In my twenties, I worked on Maui. I lived in a housing unit controlled by my employer, and in general it was pretty nice. There were several duplexes all in a row, and everyone in the little 'neighborhood' knew each other.

One rainy night, as was typical for that elevation, I was asleep, warm in my bed, when the fire alarm began to scream.

I got out of bed, saw there was no fire, but the alarm wasn't going to stop just because there was no fire.

I got a chair dragged it to the front door, reached the alarm, but it had been screwed into the ceiling incorrectly, preventing me from taking it down.

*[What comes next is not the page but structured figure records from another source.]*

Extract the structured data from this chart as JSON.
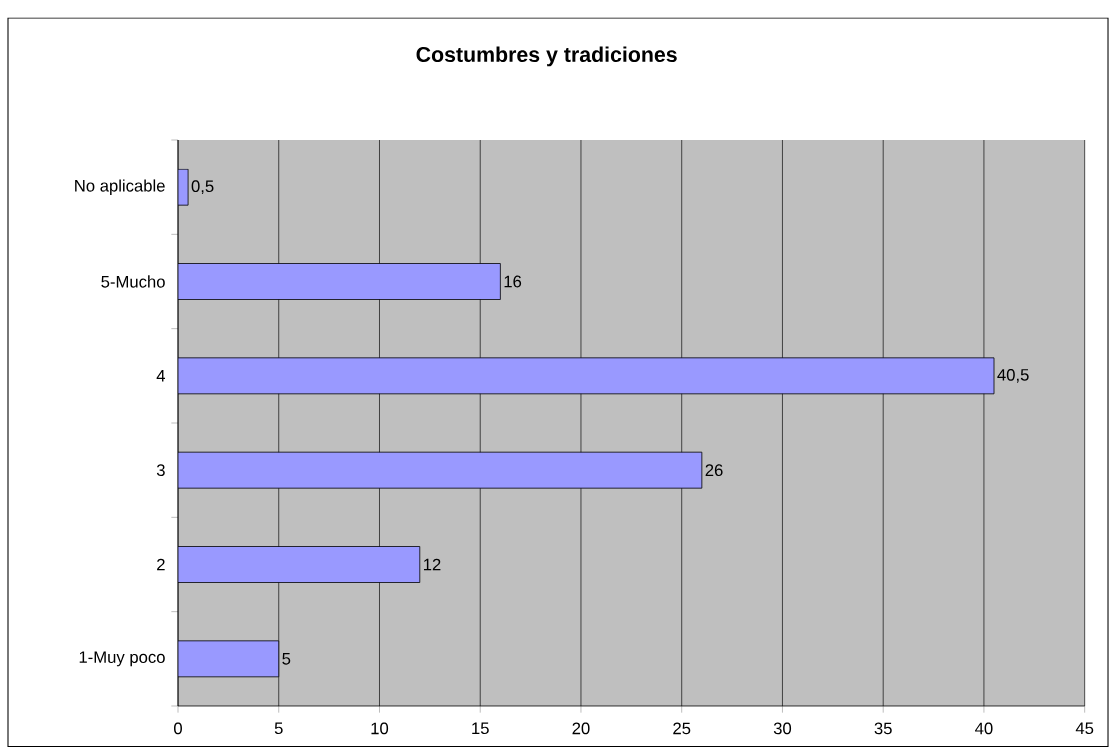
{
  "chart_data": {
    "type": "bar",
    "orientation": "horizontal",
    "title": "Costumbres y tradiciones",
    "categories": [
      "No aplicable",
      "5-Mucho",
      "4",
      "3",
      "2",
      "1-Muy poco"
    ],
    "values": [
      0.5,
      16,
      40.5,
      26,
      12,
      5
    ],
    "value_labels": [
      "0,5",
      "16",
      "40,5",
      "26",
      "12",
      "5"
    ],
    "color": "#9999ff",
    "xlim": [
      0,
      45
    ],
    "xticks": [
      0,
      5,
      10,
      15,
      20,
      25,
      30,
      35,
      40,
      45
    ],
    "grid": "x"
  }
}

There was no button to reset it. I knew it was probably waking up the people in the units beside me. I grabbed the plastic edges and ripped it off the ceiling.

Great success!

Except, not. The battery had been sealed in it at manufacturing. There was no way to open the battery compartment without breaking the plastic casing.

But it was so, so, so loud.

I couldn't take it. I grabbed a frying pan, also provided by my employer, and took the alarm outside into the grass. I beat the alarm with the frying pan in the dark, rainy night.

The alarm, initially going strong, dimmed in volume, then the sound collapsed in on itself, and finally, all I could hear was the pitter patter of Hawaiian rain.

I gathered the broken pieces up and went back inside, wondering if my neighbors had peeked out of the window to see a shadow of a woman massacring a fire alarm in the misty night.

Inside, I saw the frying pan was broken. The handle had separated from the actual pan. My late night/early morning brain didn't understand this. I had seen countless cartoons as a child. Pioneer women clonking bears on the heads with cookware. How could this pan have broken after a single entanglement with a cheap fire alarm?

But I didn't worry about that then. Instead, I went back to bed.

It wasn't until the morning, after gazing at the previous night's carnage while drinking a cup of coffee, that I realized, there's a difference between cast iron and hand-me-down scratched Teflon.

What did I learn that night?

The true home defense pan is cast iron.